Não é por acaso que o Jorge Peixinho com o nome que já tem, nacional e internacional, não se importa a arriscar-se a aparecer em público em camisola em vez da sobrecasaca com que os músicos normais se apresentam emoldurados. Este é um aspecto do não emolduramento do nosso trabalho. Não é por acaso que recorrendo ao cinema, não recorremos às suas formas mais fáceis de comunicação e adoptámos pela primeira vez em Portugal, que eu saiba, uma experimentação de projeção simultânea, experimentação que não organizada por acaso. Embora naturalmente, muitos estejamos a aprender, não somos epígonos, não imitamos ninguém, estamos a aprender por nós, por processos que não têm que ser inteiramente novos. Também não é por acaso que recorri para os trabalhos do cinema grandemente a um jovem como é Carlos Gentil-Homem, como o Fernando Calhau para os trabalhos gráficos. Tanto me faz que o Peixinho tenha nome internacional e o Calhau não o tenha, não é por acaso. Penso que devemos organizar o nosso trabalho com um rigor que deveria ser o dos profissionais (...) sem nos preocuparmos com essa distinção entre profissionais e amadores: eu sou um profissional, o Calhau e o Carlos em condições idênticas. (...)

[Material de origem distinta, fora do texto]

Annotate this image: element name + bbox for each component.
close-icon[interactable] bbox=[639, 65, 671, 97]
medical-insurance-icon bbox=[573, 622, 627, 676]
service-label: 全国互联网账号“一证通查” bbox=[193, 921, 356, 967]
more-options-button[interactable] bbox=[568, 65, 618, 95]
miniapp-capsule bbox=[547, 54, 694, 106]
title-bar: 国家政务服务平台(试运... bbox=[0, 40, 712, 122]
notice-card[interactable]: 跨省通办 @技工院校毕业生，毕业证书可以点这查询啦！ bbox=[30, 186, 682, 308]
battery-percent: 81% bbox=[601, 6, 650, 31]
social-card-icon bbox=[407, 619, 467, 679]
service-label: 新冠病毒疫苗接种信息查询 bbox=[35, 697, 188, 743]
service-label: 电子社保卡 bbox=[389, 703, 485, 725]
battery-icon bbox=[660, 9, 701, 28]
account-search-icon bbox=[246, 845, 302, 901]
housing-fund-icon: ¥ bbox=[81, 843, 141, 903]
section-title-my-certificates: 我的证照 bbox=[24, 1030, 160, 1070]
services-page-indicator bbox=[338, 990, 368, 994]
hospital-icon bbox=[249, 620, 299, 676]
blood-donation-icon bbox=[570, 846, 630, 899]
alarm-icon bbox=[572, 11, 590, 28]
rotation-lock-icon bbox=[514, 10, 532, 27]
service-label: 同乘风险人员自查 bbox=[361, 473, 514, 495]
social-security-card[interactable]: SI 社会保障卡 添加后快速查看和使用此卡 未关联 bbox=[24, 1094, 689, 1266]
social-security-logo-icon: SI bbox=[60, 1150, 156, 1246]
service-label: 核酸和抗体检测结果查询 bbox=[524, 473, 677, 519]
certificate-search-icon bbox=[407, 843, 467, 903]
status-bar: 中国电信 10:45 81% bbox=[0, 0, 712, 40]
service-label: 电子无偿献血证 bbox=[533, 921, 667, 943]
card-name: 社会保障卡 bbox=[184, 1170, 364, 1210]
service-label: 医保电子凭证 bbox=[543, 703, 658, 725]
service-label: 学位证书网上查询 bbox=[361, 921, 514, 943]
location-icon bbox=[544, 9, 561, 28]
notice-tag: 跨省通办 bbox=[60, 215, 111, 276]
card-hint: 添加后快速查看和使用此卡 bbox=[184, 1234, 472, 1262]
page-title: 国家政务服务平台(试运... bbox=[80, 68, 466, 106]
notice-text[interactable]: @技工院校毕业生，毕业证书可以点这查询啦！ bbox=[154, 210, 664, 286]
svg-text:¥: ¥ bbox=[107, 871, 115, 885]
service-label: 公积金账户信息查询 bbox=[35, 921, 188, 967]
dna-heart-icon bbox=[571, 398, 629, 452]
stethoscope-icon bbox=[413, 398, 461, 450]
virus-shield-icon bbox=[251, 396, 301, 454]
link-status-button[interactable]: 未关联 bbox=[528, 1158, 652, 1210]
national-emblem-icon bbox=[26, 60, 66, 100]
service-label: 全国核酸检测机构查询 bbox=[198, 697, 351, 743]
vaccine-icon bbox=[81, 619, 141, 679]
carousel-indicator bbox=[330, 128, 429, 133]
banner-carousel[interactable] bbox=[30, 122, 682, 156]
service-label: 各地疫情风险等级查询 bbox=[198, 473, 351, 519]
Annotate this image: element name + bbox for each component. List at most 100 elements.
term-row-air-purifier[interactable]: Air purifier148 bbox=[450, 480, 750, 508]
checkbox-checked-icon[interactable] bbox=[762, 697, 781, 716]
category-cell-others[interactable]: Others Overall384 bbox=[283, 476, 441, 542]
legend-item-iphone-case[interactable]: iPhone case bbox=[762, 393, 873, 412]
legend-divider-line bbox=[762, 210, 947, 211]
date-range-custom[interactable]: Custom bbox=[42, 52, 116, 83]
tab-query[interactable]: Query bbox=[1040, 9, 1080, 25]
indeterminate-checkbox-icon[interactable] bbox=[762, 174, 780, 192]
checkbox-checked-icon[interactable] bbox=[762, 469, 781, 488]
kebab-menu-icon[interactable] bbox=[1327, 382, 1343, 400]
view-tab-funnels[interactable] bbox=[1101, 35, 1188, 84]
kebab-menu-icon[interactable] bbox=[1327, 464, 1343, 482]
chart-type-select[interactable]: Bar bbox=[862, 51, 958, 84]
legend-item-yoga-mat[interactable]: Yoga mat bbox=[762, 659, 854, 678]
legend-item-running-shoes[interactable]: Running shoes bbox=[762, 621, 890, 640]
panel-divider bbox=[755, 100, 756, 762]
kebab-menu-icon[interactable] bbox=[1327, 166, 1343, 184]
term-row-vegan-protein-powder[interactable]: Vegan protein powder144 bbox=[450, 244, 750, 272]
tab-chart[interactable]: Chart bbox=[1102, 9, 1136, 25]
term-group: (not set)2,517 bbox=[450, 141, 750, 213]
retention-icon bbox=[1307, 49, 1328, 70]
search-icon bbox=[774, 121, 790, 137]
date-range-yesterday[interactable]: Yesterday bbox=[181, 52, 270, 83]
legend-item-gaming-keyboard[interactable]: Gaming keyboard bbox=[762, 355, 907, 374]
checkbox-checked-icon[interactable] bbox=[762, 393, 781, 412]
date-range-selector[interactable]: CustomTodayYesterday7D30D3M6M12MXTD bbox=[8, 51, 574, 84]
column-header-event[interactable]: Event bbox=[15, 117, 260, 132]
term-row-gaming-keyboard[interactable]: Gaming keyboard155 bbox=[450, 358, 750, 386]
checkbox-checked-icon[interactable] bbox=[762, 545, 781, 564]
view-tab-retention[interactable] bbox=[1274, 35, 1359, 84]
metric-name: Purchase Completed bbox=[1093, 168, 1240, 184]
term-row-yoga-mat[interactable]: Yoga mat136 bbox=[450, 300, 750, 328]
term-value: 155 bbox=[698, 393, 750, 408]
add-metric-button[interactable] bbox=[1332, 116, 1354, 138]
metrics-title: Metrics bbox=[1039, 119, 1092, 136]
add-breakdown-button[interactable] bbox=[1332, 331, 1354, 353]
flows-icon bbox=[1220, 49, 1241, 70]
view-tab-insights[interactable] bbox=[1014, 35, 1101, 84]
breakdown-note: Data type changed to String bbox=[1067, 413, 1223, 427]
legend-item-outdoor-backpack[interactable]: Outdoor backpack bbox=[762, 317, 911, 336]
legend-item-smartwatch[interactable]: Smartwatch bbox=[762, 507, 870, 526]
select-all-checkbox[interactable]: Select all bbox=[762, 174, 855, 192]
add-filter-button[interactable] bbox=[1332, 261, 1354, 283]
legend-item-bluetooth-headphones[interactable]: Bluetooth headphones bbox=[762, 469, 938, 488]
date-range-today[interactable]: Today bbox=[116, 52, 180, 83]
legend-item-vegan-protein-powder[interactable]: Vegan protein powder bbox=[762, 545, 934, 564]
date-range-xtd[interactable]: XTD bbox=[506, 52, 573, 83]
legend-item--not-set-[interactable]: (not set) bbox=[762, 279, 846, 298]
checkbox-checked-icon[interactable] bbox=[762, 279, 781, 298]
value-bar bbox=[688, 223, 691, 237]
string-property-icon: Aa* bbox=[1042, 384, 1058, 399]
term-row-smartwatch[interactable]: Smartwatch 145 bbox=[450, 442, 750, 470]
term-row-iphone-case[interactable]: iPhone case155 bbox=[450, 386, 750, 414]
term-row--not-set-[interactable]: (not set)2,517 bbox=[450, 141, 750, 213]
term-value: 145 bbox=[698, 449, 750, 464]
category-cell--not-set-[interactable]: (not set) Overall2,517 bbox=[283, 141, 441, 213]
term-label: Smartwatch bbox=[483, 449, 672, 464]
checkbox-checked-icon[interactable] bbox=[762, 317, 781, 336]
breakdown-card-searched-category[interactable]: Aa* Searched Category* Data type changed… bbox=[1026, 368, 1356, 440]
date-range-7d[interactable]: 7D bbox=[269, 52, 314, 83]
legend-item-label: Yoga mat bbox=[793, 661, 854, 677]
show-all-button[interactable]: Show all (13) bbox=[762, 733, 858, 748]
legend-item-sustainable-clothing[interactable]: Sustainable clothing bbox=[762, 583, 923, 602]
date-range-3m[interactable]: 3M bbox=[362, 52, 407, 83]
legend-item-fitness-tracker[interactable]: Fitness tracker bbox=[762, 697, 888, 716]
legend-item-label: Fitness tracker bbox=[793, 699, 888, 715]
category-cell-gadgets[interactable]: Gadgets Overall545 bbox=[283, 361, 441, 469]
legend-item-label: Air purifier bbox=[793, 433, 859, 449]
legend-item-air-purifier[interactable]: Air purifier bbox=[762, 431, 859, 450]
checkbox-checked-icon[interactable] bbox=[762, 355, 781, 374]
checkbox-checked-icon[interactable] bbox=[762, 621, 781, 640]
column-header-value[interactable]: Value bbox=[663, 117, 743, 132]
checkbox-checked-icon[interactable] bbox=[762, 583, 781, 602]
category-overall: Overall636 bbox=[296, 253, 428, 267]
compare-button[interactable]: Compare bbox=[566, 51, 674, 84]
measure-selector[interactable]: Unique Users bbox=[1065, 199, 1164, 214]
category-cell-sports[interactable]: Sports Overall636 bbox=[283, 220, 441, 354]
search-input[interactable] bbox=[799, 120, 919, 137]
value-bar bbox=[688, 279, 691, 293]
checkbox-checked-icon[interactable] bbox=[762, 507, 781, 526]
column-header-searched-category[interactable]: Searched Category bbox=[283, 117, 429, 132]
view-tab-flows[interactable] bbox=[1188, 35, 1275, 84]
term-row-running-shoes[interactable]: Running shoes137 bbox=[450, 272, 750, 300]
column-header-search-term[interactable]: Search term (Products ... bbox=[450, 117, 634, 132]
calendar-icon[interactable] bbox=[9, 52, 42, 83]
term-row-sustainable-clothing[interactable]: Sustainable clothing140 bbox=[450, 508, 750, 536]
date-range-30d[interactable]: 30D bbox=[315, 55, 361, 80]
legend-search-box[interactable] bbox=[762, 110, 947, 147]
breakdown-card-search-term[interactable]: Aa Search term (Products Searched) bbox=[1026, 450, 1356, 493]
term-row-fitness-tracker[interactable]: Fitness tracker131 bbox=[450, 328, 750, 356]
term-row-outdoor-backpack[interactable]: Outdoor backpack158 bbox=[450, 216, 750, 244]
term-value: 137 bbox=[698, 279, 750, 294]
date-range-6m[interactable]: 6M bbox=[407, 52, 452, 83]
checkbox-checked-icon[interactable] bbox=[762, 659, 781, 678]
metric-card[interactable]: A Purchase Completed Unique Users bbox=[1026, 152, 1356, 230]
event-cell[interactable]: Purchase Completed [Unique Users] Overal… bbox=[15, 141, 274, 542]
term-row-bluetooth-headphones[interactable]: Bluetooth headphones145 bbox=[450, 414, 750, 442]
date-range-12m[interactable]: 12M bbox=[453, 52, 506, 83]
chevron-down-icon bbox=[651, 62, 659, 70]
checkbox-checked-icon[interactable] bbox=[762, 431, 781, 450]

Somos operadores estéticos, isto é, operários estéticos, isto é, trabalhadores, e utilizamos a estética como uma arma e uma ferramenta, tal como o carpinteiro; ou somos saltimbancos, no sentido errado e pejorativo, ou ainda com maior precisão, exibicionistas, então não temos respeito por nós próprios.
(...)
Qualquer que seja o trabalho por mais democraticamente que ele esteja organizado, o encenador ainda que ele se entenda da maneira meramente operatória, como alguém que está ao serviço da comunidade, para que esse serviço seja não só eficiente como digno, é necessário que essa comunidade o mereça.
(...)
Penso que o que fizemos é muito importante e por isso mesmo é preciso ser severo.
(...)
Entendimento que é repugnante continuarmos a dar um espetáculo e de que é nobre e incitar as pessoas a participar, mesmo que tenhamos que as provocar ou insultar, participar no teatro é o mesmo que participar na vida, etc. (...) Há muita confusão acerca do que é o happening, devo frisar que nós não prometemos happenings a ninguém, convidámos as pessoas a participar num exercício de comunicação poética. Nisto está implícito um exercício e a possibilidade de participar nele. (...) Mas voltemos ao happening: o que há nesta palavra (...) de tão forte que a torna numa palavra-força do nosso tempo? Precisamente aquilo que algumas pessoas, baseando-se apenas numa tradução literal do termo pressupõem, o happening não é a eleição absoluta do acaso, da surpresa pela surpresa (...). De um modo geral, o happening visa a organização dos participantes numa nova liturgia (...) uma prática em pacto social, (...) o uso da provocação e da surpresa (...) como técnica.